SHC Commitment to Providing an Exceptional Patient & Family Experience

Stanford Health Care sets a high standard for delivering value and an exceptional experience for our patients and families. Candidates for employment and existing employees must adopt and execute C-I-CARE standards for all of patients, families and towards each other. C-I-CARE is the foundation of Stanford’s patient-experience and represents a framework for patient-centered interactions. Simply put, we do what it takes to enable and empower patients and families to focus on health, healing and recovery.

You will do this by executing against our three experience pillars, from the patient and family’s perspective:

  • Know Me: Anticipate my needs and status to deliver effective care

  • Show Me the Way: Guide and prompt my actions to arrive at better outcomes and better health

  • Coordinate for Me: Own the complexity of my care through coordination

Equal Opportunity Employer Stanford Health Care (SHC) strongly values diversity and is committed to equal opportunity and non-discrimination in all of its policies and practices, including the area of employment.

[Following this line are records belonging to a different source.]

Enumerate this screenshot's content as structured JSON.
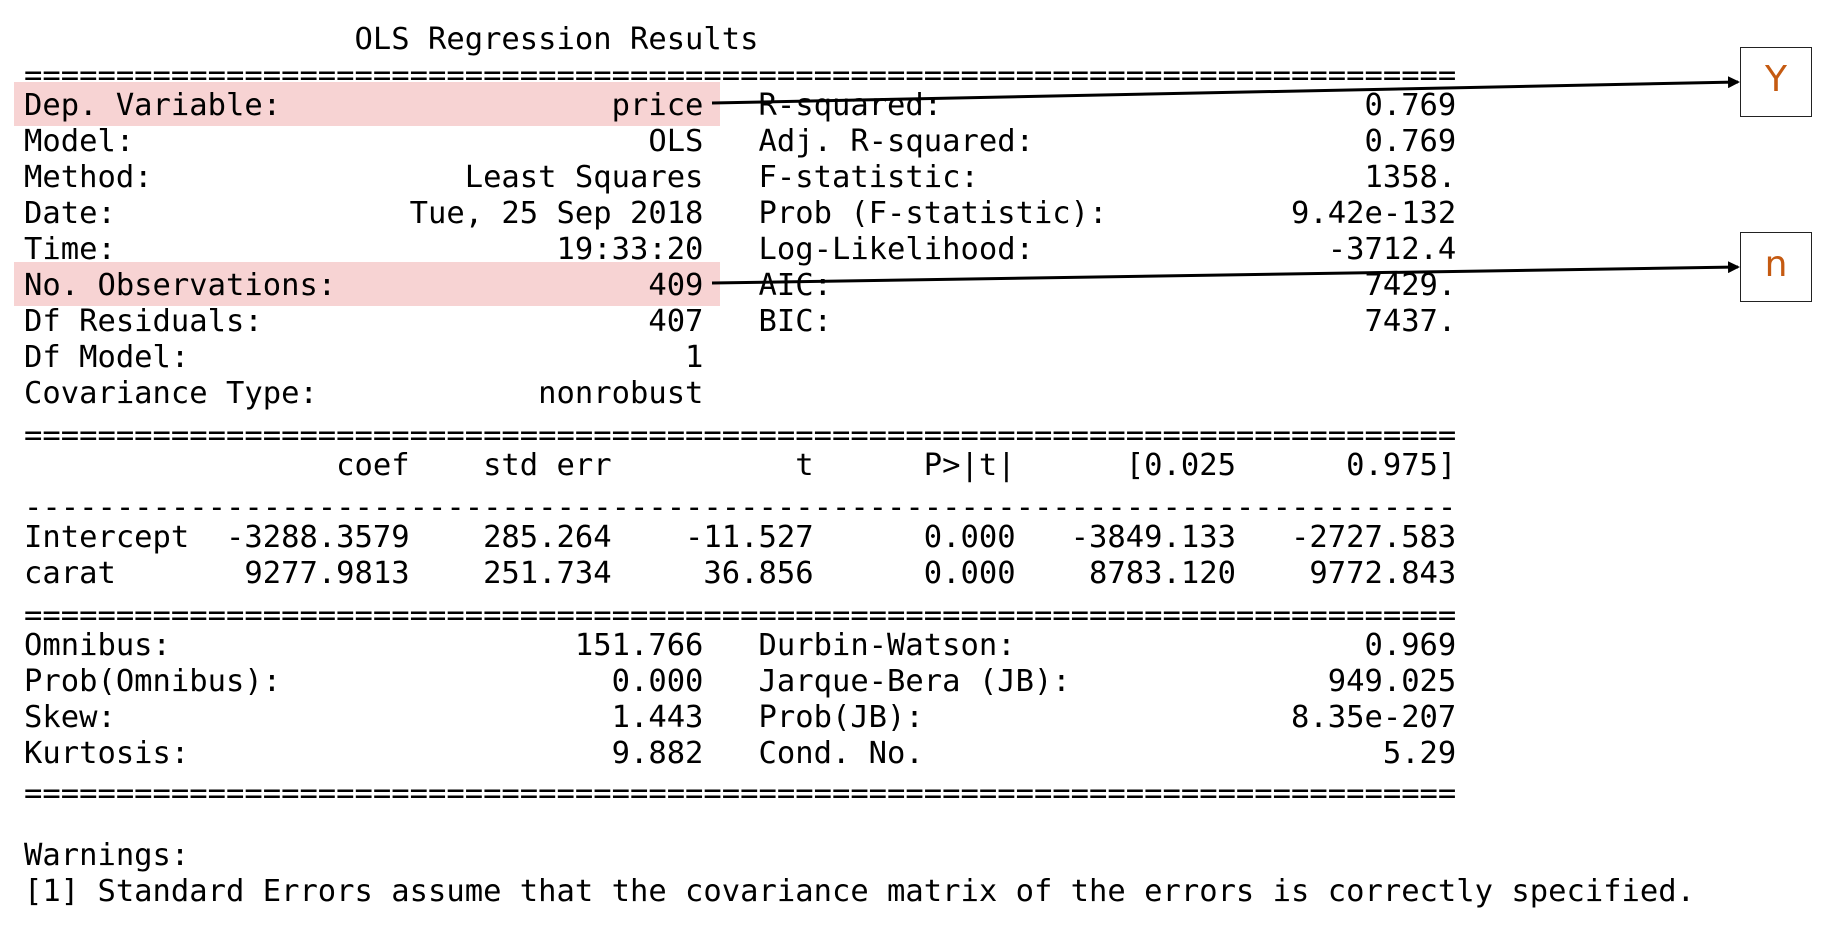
{
  "report": {
    "lines": [
      "                  OLS Regression Results",
      "==============================================================================",
      "Dep. Variable:                  price   R-squared:                       0.769",
      "Model:                            OLS   Adj. R-squared:                  0.769",
      "Method:                 Least Squares   F-statistic:                     1358.",
      "Date:                Tue, 25 Sep 2018   Prob (F-statistic):          9.42e-132",
      "Time:                        19:33:20   Log-Likelihood:                -3712.4",
      "No. Observations:                 409   AIC:                             7429.",
      "Df Residuals:                     407   BIC:                             7437.",
      "Df Model:                           1",
      "Covariance Type:            nonrobust",
      "==============================================================================",
      "                 coef    std err          t      P>|t|      [0.025      0.975]",
      "------------------------------------------------------------------------------",
      "Intercept  -3288.3579    285.264    -11.527      0.000   -3849.133   -2727.583",
      "carat       9277.9813    251.734     36.856      0.000    8783.120    9772.843",
      "==============================================================================",
      "Omnibus:                      151.766   Durbin-Watson:                   0.969",
      "Prob(Omnibus):                  0.000   Jarque-Bera (JB):              949.025",
      "Skew:                           1.443   Prob(JB):                    8.35e-207",
      "Kurtosis:                       9.882   Cond. No.                         5.29",
      "==============================================================================",
      "",
      "Warnings:",
      "[1] Standard Errors assume that the covariance matrix of the errors is correctly specified."
    ]
  },
  "callouts": {
    "y_label": "Y",
    "n_label": "n"
  },
  "colors": {
    "highlight": "#f7d3d3",
    "callout_text": "#c55a11",
    "arrow": "#000000"
  }
}
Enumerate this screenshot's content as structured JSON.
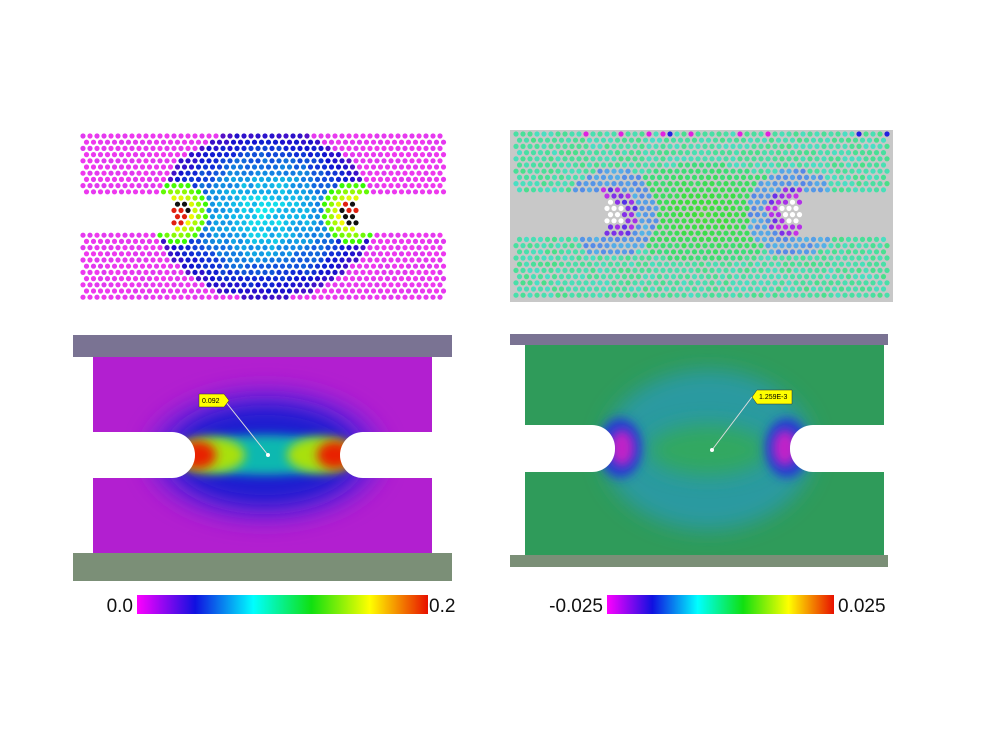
{
  "panels": [
    {
      "annotation": "0.092"
    },
    {
      "annotation": "1.259E-3"
    }
  ],
  "colorbars": [
    {
      "min_label": "0.0",
      "max_label": "0.2"
    },
    {
      "min_label": "-0.025",
      "max_label": "0.025"
    }
  ]
}
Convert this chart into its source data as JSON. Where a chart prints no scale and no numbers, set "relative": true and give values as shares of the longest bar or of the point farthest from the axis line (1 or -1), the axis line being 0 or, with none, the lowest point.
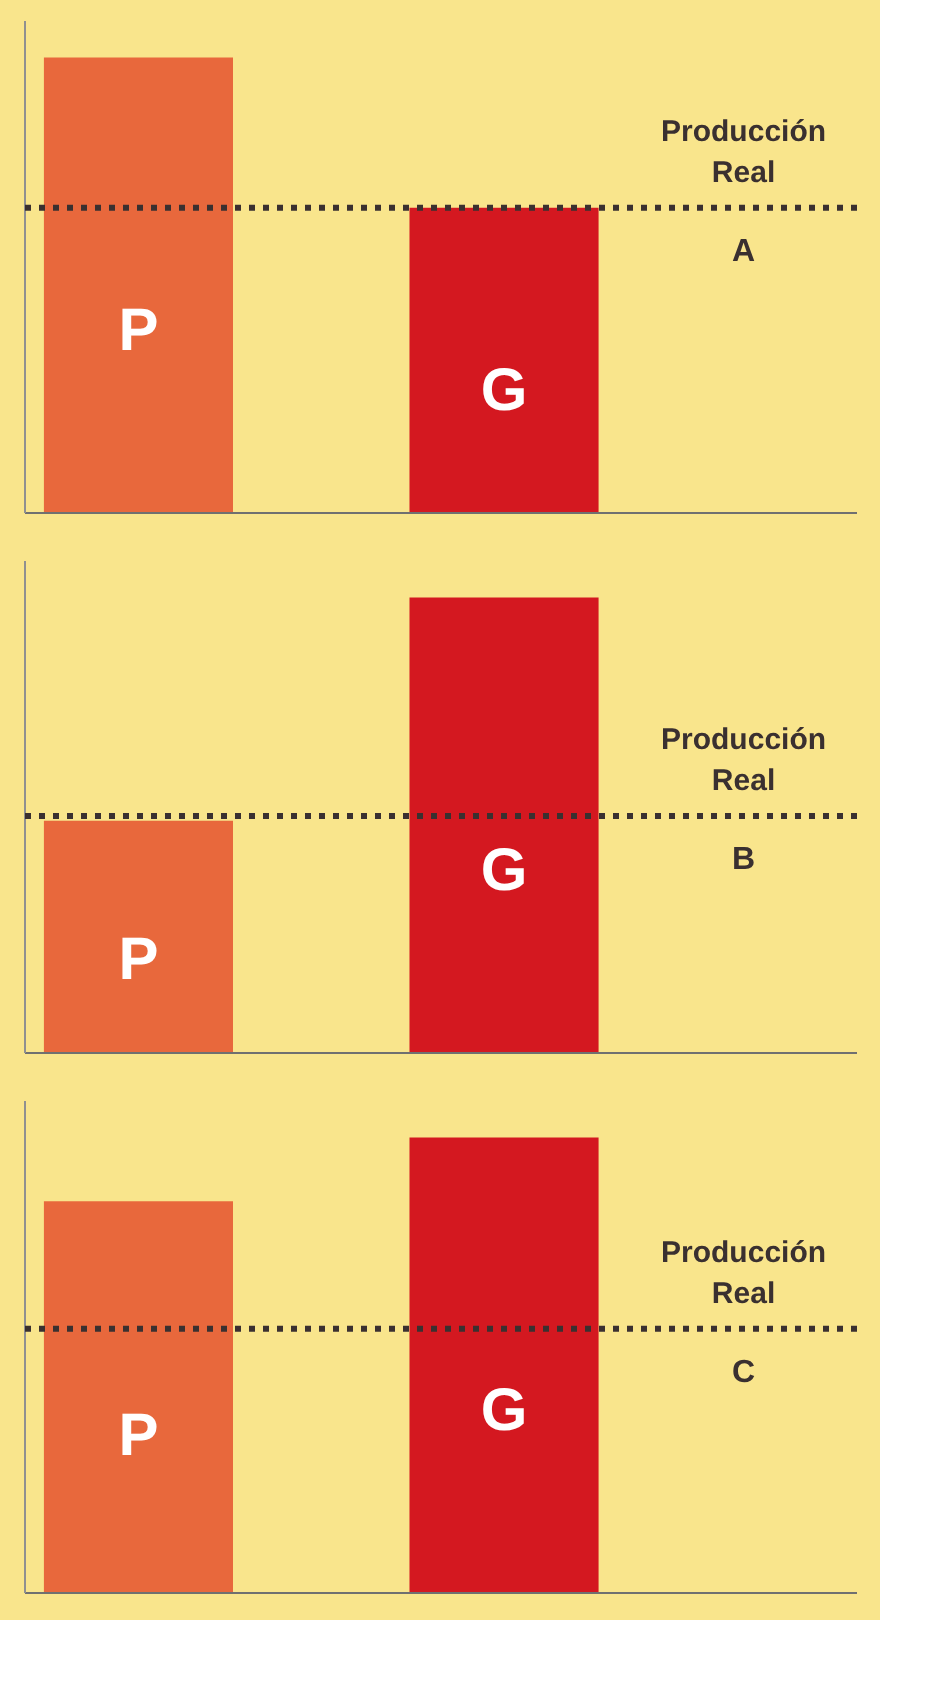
{
  "chart_data": [
    {
      "type": "bar",
      "relative": true,
      "categories": [
        "P",
        "G"
      ],
      "colors": [
        "#e8683c",
        "#d41820"
      ],
      "annotations": [
        "A"
      ],
      "ref_lines": [
        {
          "axis": "y",
          "value": 0.67,
          "label": "Producción\nReal",
          "color": "#3a3030",
          "line_style": "dotted"
        }
      ],
      "values": [
        1,
        0.67
      ]
    },
    {
      "type": "bar",
      "relative": true,
      "categories": [
        "P",
        "G"
      ],
      "colors": [
        "#e8683c",
        "#d41820"
      ],
      "annotations": [
        "B"
      ],
      "ref_lines": [
        {
          "axis": "y",
          "value": 0.52,
          "label": "Producción\nReal",
          "color": "#3a3030",
          "line_style": "dotted"
        }
      ],
      "values": [
        0.51,
        1
      ]
    },
    {
      "type": "bar",
      "relative": true,
      "categories": [
        "P",
        "G"
      ],
      "colors": [
        "#e8683c",
        "#d41820"
      ],
      "annotations": [
        "C"
      ],
      "ref_lines": [
        {
          "axis": "y",
          "value": 0.58,
          "label": "Producción\nReal",
          "color": "#3a3030",
          "line_style": "dotted"
        }
      ],
      "values": [
        0.86,
        1
      ]
    }
  ]
}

Accordingly, SHC does not discriminate against any person on the basis of race, color, sex, sexual orientation or gender identity and/or expression, religion, age, national or ethnic origin, political beliefs, marital status, medical condition, genetic information, veteran status, or disability, or the perception of any of the above. People of all genders, members of all racial and ethnic groups, people with disabilities, and veterans are encouraged to apply. Qualified applicants with criminal convictions will be considered after an individualized assessment of the conviction and the job requirements.

Base Pay Scale: Generally starting at $59.21 - $78.43 per hour

The salary of the finalist selected for this role will be set based on a variety of factors, including but not limited to, internal equity, experience, education, specialty and training. This pay scale is not a promise of a particular wage.